Saskatchewan Premier Brad Wall says he has no doubt the federal government will approve his request for an advance of $100 million for disaster relief, to deal with damage from the recent intense flooding.

During the province's daily flood update call with media Saturday morning, the premier unexpectedly spoke up on the line. Usually the call includes representatives of government departments involved with emergency management, such as the Ministry of Highways, Government Relations and Social Services. 

Wall said he had just gotten off the phone with Prime Minister Stephen Harper. The premier explained he asked Harper for an advance of $100 million for disaster assistance in light of the flood damage felt across the province all week.

"We're going to follow that up with a quick note, but I am pretty optimistic we are going to see some support there," said Wall.

It is the same amount the province requested in an advance for flood relief assistance in 2011.

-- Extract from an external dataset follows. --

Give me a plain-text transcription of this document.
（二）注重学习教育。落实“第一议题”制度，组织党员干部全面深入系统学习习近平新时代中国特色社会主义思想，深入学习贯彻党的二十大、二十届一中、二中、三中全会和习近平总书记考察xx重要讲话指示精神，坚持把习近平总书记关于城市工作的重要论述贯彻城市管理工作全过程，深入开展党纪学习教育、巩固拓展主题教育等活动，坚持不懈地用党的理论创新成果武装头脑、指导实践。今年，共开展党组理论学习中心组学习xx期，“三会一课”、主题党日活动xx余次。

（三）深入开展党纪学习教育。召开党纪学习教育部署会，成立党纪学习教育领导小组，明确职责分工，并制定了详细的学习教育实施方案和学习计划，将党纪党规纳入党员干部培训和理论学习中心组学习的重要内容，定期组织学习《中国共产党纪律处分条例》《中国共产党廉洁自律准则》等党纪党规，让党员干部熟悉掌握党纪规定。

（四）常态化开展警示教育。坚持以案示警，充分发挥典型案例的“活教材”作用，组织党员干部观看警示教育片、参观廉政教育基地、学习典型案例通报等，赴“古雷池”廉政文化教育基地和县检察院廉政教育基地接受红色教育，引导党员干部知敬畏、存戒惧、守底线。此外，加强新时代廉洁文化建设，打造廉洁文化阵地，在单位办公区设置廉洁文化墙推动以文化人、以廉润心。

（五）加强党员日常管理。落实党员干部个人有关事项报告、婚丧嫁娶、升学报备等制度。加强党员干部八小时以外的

brad wall tours melville flood zone

Saskatchewan Premier Brad Wall checks out flood damage in the Melville area. (CBC)

The premier did not say whether Harper, who is in Calgary for the Stampede, had fully committed to providing the aid.

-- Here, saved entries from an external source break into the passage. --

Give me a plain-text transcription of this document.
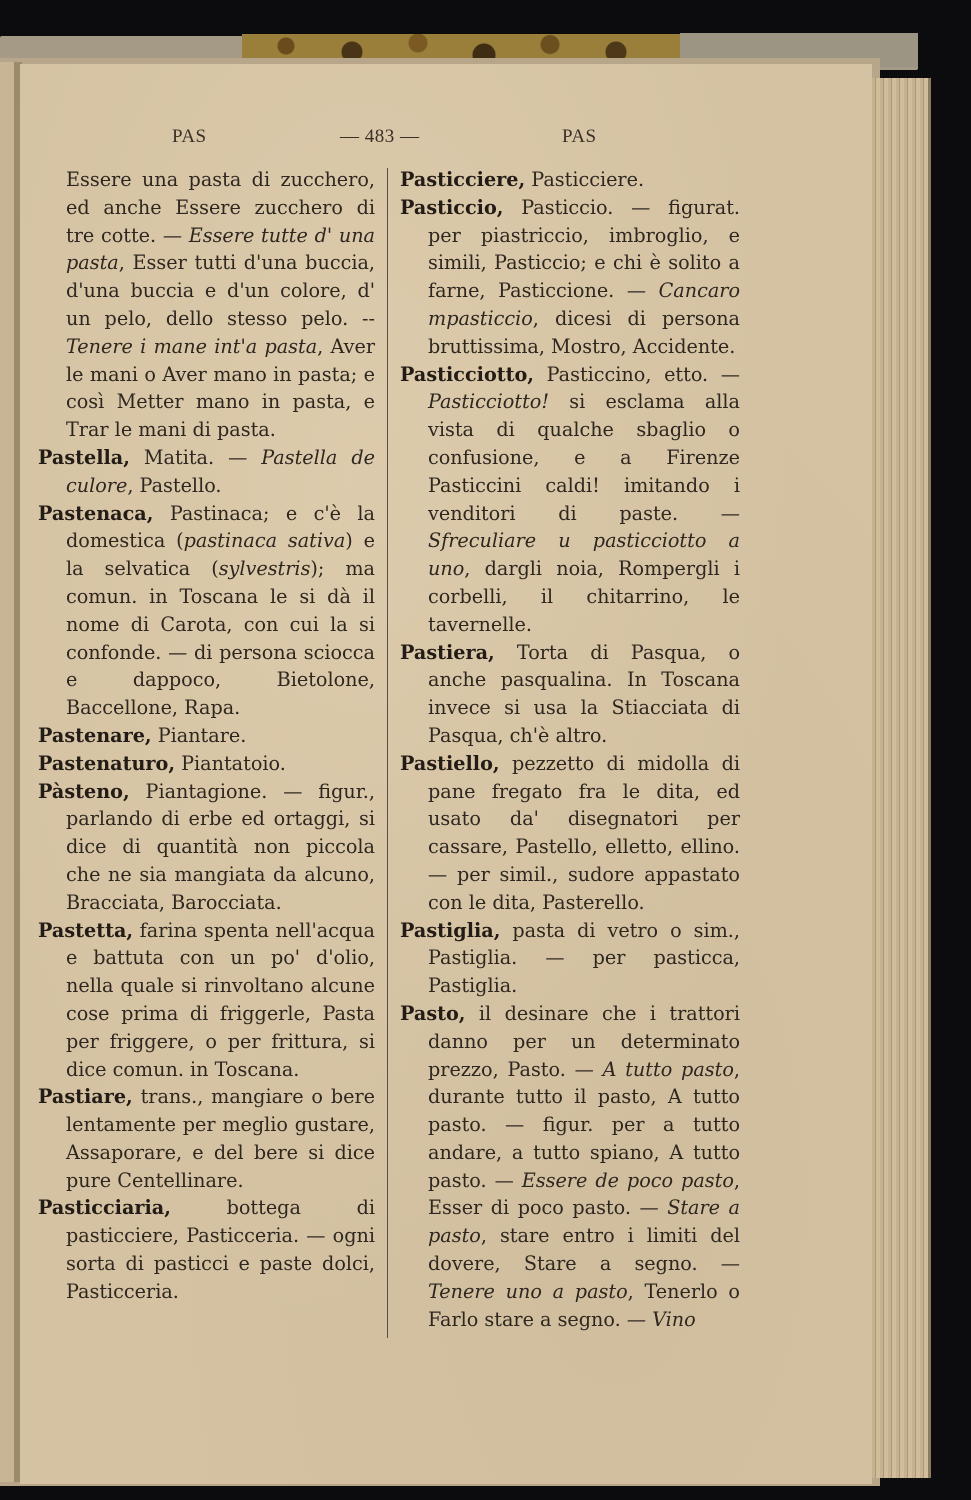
PAS	— 483 —	PAS

Essere una pasta di zucchero, ed anche Essere zucchero di tre cotte. — Essere tutte d' una pasta, Esser tutti d'una buccia, d'una buccia e d'un colore, d' un pelo, dello stesso pelo. -- Tenere i mane int'a pasta, Aver le mani o Aver mano in pasta; e così Metter mano in pasta, e Trar le mani di pasta.

Pastella, Matita. — Pastella de culore, Pastello.

Pastenaca, Pastinaca; e c'è la domestica (pastinaca sativa) e la selvatica (sylvestris); ma comun. in Toscana le si dà il nome di Carota, con cui la si confonde. — di persona sciocca e dappoco, Bietolone, Baccellone, Rapa.

Pastenare, Piantare.

Pastenaturo, Piantatoio.

Pàsteno, Piantagione. — figur., parlando di erbe ed ortaggi, si dice di quantità non piccola che ne sia mangiata da alcuno, Bracciata, Barocciata.

Pastetta, farina spenta nell'acqua e battuta con un po' d'olio, nella quale si rinvoltano alcune cose prima di friggerle, Pasta per friggere, o per frittura, si dice comun. in Toscana.

Pastiare, trans., mangiare o bere lentamente per meglio gustare, Assaporare, e del bere si dice pure Centellinare.

Pasticciaria, bottega di pasticciere, Pasticceria. — ogni sorta di pasticci e paste dolci, Pasticceria.

Pasticciere, Pasticciere.

Pasticcio, Pasticcio. — figurat. per piastriccio, imbroglio, e simili, Pasticcio; e chi è solito a farne, Pasticcione. — Cancaro mpasticcio, dicesi di persona bruttissima, Mostro, Accidente.

Pasticciotto, Pasticcino, etto. — Pasticciotto! si esclama alla vista di qualche sbaglio o confusione, e a Firenze Pasticcini caldi! imitando i venditori di paste. — Sfreculiare u pasticciotto a uno, dargli noia, Rompergli i corbelli, il chitarrino, le tavernelle.

Pastiera, Torta di Pasqua, o anche pasqualina. In Toscana invece si usa la Stiacciata di Pasqua, ch'è altro.

Pastiello, pezzetto di midolla di pane fregato fra le dita, ed usato da' disegnatori per cassare, Pastello, elletto, ellino. — per simil., sudore appastato con le dita, Pasterello.

Pastiglia, pasta di vetro o sim., Pastiglia. — per pasticca, Pastiglia.

Pasto, il desinare che i trattori danno per un determinato prezzo, Pasto. — A tutto pasto, durante tutto il pasto, A tutto pasto. — figur. per a tutto andare, a tutto spiano, A tutto pasto. — Essere de poco pasto, Esser di poco pasto. — Stare a pasto, stare entro i limiti del dovere, Stare a segno. — Tenere uno a pasto, Tenerlo o Farlo stare a segno. — Vino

"I just don't think there will be an issue there. We're going to follow it up with paper. He seemed to indicate this would be standard operating procedure in an event like this. I don't have a concern there," said Wall.

According to the premier, the cost of flood damages in 2011 amounted to $360 million. Wall said he expects the amount needed to deal with the flood aftermath this year will exceed the 2011 total.

"We think the number will be a lot higher than the $360 million of 2011, which was just basically the damage, the repair and not necessarily the economic impact. Because in this case, we have oil leases now inaccessible. We have farmland under water. So in addition to whatever numbers I am talking about right now, there will be an economic impact and is too early to assess that just yet."

Wall said that likely means asking Ottawa for more money later on. However, he said he believes the province is certainly eligible for $100 million as an advance in the federal-provincial disaster program, and it could be eligible for more once damages become clearer. 

The premier also pointed to the need for timeliness when it comes to financial assistance. He said people will not have to wait around for the federal aid to come through before their claims are considered.

"We are pretty fortunate in the province. We have a pretty healthy financial situation and a rainy day fund, for want of a better term, so we are in a good spot to respond to it. Money is not our prime concern right now. Our main concern is response, which is still underway right now," said Wall.

A comment from the Prime Minister's Office was not immediately available.